Questo articolo non vuole schierarsi né da una parte né dall’altra. Non è un commento sulla scelta di vita della famiglia né un processo alle intenzioni. L’obiettivo è uno soltanto: chiarire, in modo oggettivo, cosa prevede l’ordinamento italiano quando si parla di bambini, scuola e tutela dei minori, al di là di qualsiasi polemica.
La vicenda della casa nel bosco, emersa negli ultimi giorni e diventata rapidamente un caso mediatico, ha acceso il dibattito su un tema delicatissimo: quali sono i limiti e i doveri stabiliti dalla legge quando una famiglia sceglie di vivere in isolamento e i bambini non frequentano una scuola tradizionale?
Al netto delle emozioni e delle interpretazioni, la normativa italiana è chiara. E riguarda ogni minore, indipendentemente da dove viva o dallo stile di vita dei genitori.
OBBLIGO SCOLASTICO: IN ITALIA NON È FACOLTATIVO
L’articolo 34 della Costituzione afferma che “la scuola è aperta a tutti” e introduce la gratuità dell’istruzione obbligatoria per almeno otto anni.

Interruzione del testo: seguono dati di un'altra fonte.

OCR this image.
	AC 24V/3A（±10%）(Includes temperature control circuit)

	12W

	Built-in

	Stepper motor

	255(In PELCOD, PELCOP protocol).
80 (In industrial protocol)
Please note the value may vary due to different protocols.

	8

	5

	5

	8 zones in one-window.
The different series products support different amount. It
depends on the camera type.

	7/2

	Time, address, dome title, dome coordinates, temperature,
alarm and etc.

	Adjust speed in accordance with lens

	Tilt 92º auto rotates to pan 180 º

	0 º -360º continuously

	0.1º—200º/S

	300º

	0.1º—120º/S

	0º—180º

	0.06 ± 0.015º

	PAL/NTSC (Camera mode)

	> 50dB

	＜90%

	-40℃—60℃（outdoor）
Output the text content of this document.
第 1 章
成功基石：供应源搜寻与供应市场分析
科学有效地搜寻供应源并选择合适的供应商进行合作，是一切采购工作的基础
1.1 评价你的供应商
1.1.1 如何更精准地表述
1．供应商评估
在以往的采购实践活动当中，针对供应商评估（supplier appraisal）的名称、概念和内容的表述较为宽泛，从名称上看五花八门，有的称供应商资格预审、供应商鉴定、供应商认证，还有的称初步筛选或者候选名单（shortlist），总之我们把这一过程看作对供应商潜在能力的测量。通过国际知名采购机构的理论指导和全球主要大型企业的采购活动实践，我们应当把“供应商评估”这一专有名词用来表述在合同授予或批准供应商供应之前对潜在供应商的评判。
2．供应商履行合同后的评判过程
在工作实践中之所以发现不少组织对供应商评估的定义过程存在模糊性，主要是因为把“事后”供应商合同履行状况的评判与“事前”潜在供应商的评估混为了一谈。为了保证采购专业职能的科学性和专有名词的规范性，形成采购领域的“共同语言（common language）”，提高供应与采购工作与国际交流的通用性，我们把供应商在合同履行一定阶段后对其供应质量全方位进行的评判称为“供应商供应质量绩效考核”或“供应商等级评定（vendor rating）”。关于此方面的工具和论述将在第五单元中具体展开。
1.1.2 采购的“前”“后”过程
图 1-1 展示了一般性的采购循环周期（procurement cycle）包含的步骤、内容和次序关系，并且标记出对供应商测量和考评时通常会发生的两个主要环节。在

Oggi, secondo quanto stabilito dalla legge n. 296/2006, l’obbligo scolastico dura fino ai 16 anni.
Ciò significa che:
- ogni bambino dai 6 ai 16 anni deve essere iscritto a un percorso educativo riconosciuto dallo Stato
- i genitori sono i primi responsabili dell’adempimento dell’obbligo
- l’evitamento sistematico della scuola può configurare illecito amministrativo e, nei casi più gravi, anche responsabilità penale
È POSSIBILE L’ISTRUZIONE PARENTALE, MA CON CONTROLLI
Molti credono che vivere isolati o in zone remote consentirebbe di evitare la scuola. Non è così.
In Italia esiste la possibilità del homeschooling (istruzione parentale), ma è regolata da precise condizioni:
- I genitori devono comunicare annualmente l’intenzione alla scuola del territorio.
- Devono dimostrare di possedere le competenze tecniche ed economiche per garantire un’educazione adeguata.
- Ogni anno i bambini devono sostenere un esame di idoneità presso una scuola statale o paritaria.
Se questi requisiti non sono soddisfatti, l’istruzione parentale non è valida e scattano le sanzioni.
VITA ISOLATA: LE SCELTE PRIVATE TERMINANO DOVE INIZIA LA TUTELA DEL MINORE
La legge non vieta di vivere in zone remote, in case isolate, in boschi o in comunità alternative.
Tuttavia, quando ci sono minori, entrano in campo:
- la tutela della salute (art. 32 Cost.)
- la tutela dell’istruzione (art. 34 Cost.)
- la responsabilità genitoriale (art. 316 c.c.)
Le autorità possono intervenire quando l’ambiente di vita:
- compromette la sicurezza del minore
- ostacola l’accesso alla scuola
- limita cure, igiene o condizioni dignitose di vita
- impedisce lo sviluppo psico-sociale
Non serve un reato: basta una condizione di rischio per attivare i servizi sociali, che possono proporre dal semplice supporto fino ai provvedimenti del Tribunale per i Minorenni.
I CONTROLLI PREVISTI
In caso di sospetto inadempimento dell’obbligo scolastico, la procedura prevede:
- Segnalazione da parte della scuola o di chiunque venga a conoscenza della situazione.
- Convocazione dei genitori da parte del Comune.
- In caso di mancato adempimento, sanzione amministrativa da 30 a 300 euro (art. 731 c.p.).
- Se la condotta è grave e persistente, possono intervenire Procura minorile e servizi sociali, fino alla limitazione della responsabilità genitoriale.
La vicenda della casa nel bosco ha alimentato dibattiti e interpretazioni emotive, ma la legge italiana è già molto chiara: i genitori possono scegliere uno stile di vita alternativo; non possono sottrarre i figli all’istruzione e ai controlli pubblici; il diritto del minore alla salute, alla socialità e all’educazione prevale sempre su qualunque scelta individuale degli adulti.
L’Italia non punisce la libertà di vivere “fuori dal mondo”, ma vigila — e deve vigilare — affinché nessun bambino cresca fuori dai suoi diritti.